I started the steroids as instructed before breakfast and stayed in my jammies most of the day but at some point I couldn't stand myself. I took a shower and actually dressed and sat outside in the sunshine. Then I took each dog into the shower for a quick shampoo which they desperately needed. I Skyped with Rik's family to show off my clean, wet doggies, spoke with my mother and felt much improved by this point. However, I am still popping hydrocodone every 3-4 hours for breakthrough pain in my mouth and gargling with diluted baking soda every hour. It was hard to get a forkful of food into my mouth at dinnertime.
The rest of the day passed reading a new book by Michel Faber (not quite as good as I'd hoped for), eating leftover fesenjan with rice for dinner. and watching the second half of The Music Man. Robert Preston! I would have fallen in love with him to if he'd used the "think system" on me instead of Shirley Jones. And little Ronny Howard was only eight when he made this movie. Such talent evident at such a young age!
SUNDAY
I slept off and on (remember, taking steroids?), woke up early again with the dogs, fed 'em and went back to bed. Around 8 AM I got up, ate some yogurt, drank a mocha, and reapplied some henna to my left hand. Still haven't showered or dressed or walked the dogs but I see some of that in my future. Plus lunch out with a friend.
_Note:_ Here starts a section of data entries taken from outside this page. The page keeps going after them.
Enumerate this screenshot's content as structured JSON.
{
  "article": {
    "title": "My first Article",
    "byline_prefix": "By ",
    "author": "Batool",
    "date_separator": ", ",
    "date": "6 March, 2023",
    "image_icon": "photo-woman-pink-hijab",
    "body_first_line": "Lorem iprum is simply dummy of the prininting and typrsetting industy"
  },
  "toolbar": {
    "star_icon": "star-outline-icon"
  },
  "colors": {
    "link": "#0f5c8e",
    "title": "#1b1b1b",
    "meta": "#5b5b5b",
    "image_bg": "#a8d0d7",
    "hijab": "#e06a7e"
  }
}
It's time to stop blogging and move on with my day. I do want to get out to see my friend. The sun is shining and I refuse to let cancer side effects make me a prisoner in my own home. But on Monday I'm going to have a serious talk with Dr G about how this is not the way to maintain quality of life.
And that Gilda quote I chose?
"Life is about not knowing, having to change, taking the moment and making the best of it, without knowing what’s going to happen next. Delicious Ambiguity."